Finished reading Haruki Marukami’s ‘Hard-Boiled Wonderland and the End of The World’
How I feel about it?
Let me put it this way. I had to read the last chapter again, to be sure of my feelings.
“Death leaves cans of shaving cream half-used”
That is one line that stuck, along with the many other things that found their way in me. Especially the chubby girl, ‘dig’, and the emptiness that extended its way from yesterday to today relentlessly.
The Chubby Girl:
Its this character in the book. Bold about her feelings, does not waste much time in futile formalities, and comes straight to the point. She is good at many things, something which she and her grandfather attributes to not ever attending school.
But what struck me about her, or made me feel for her, was the way she expressed her feelings for this one guy. She accepts the fact that the guy might be seeing someone else, or might just be in physical relations with someone else, but nevertheless, her feelings for him takes no step back. And she occasionally gives way to her emotions and asks him if she can touch him or have sex with him, or sometimes just move in with him. Most of this would project out as the curiosity of a girl who has never experienced sex, but there was more than that.

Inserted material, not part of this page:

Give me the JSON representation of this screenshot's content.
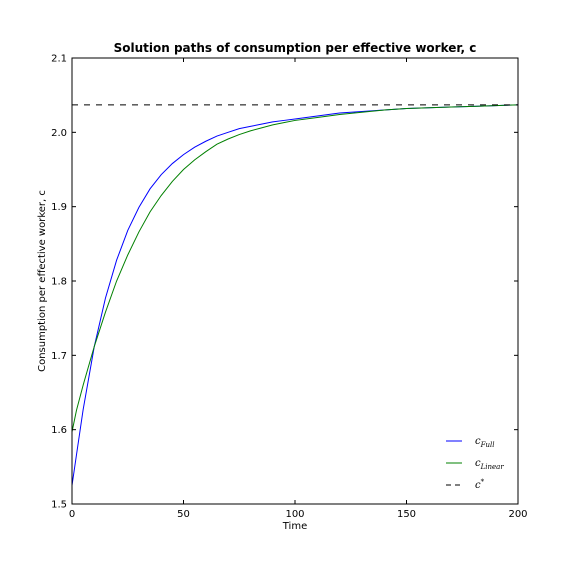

I remember having this same feeling for this female character in a TV series – Kyle XY – which ceased to air after their second season. There was this girl completely in love with Kyle and once when Kyle expresses his love to the character but explains why he cannot be with her because he is with someone else, she just hears the part where he expresses his love and she is content by just that.
There is this hint of complete surrender to love that I might be enjoying from such characters but I am not sure if I am game for it. I mean I am not sure if I will ever be like that or is it just a one way street where I simply imagine such emotions directed towards me from a person, while I simply bob away or around, like the guy in Haruki’s novel or like Kyle. Either way that says something about myself, and if it is the latter case then I don’t think whatever it says about myself is anything good.
‘Dig’:
This was something that made me smile and have a micro Eureka moment. There is this part in the novel where a couple of people are digging a hole in the ground and the character asks a colonel about it. He inquires the purpose of the hole, and the colonel says that they did it because that is what they do. There is no reason to it, no purpose, they just do it because they do it. That simple! and hence the hole thus created is a pure hole, not bound to any purpose or reason to make it complete. He said it was similar to how he himself plays chess, with no reason or underlying purpose.
And that made me think; Is this how the word ‘dig’ came to be used to things people liked? You have heard it and probably have used it a lot many times.
“I have a playstation at my place. You dig?”
Even though the first time I tried to use it, it came out weird, when I tried to ask a friend if he liked the works of Dan Brown the author, “You dig Dan Brown?”. That was also about the time when I understood that slang usages should be used only when it is common tongue at the place where you are using it. Otherwise you could just end up looking like a person who fantasizes to dig holes through famous authors.
Emptiness Extended:
I had left Mumbai to come to Kerala and with it I thought I should not feel that feeling of void that I had been feeling since a very long time. I was wrong there. This book is filled with farewells and characters asking each other if they will forget them, or to write letters; I could not help but reflect on my farewells.
As part of leaving my country next month I should have been doing my good byes to people, but to most, I just texted that I would be off to US and that is it. To those who inquired about how it all happened so suddenly and why did not I inform earlier, I just typed back,
“Yes, I do that. I go. I do that sometimes. Just this thing I have.”
Even though I typed and the person could not see me I remember I had done that nonchalant shrug after every time I had sent that reply, and I could now imagine the other person taking an oath to never talk to me again.
Also, there were the people who said they will “Miss me” and then the people who said they will “really miss me” just out of the blue. Both times I did not know how to reply and so usually the words that came out were “Yes”, “Hmm” and “Oh”. One particular time I also remember saying “Is it?”.
I know that it was not apt and possibly the exact opposite of apt, but in my defense, I was caught off guard. For some reason, I was not expecting people inquiring about my plans, of feeling that all this is very sudden, or of people saying that they will miss me. I was just informing people that I wont be here. That was pretty much my motive.
And now that I do know that there are people who did all that, and after I have read this book and the so well executed farewells in it, I feel a bit more pushed down in void. I wish I could go back and add some more words, I wish I could be more human on those text replies. I know I still can. I still can make amends, but as far as I know myself, I don’t think I would be doing that. I am good doing the wishing thing for now.
Anyway, the book, it is amazing. Pure marvel. I dig.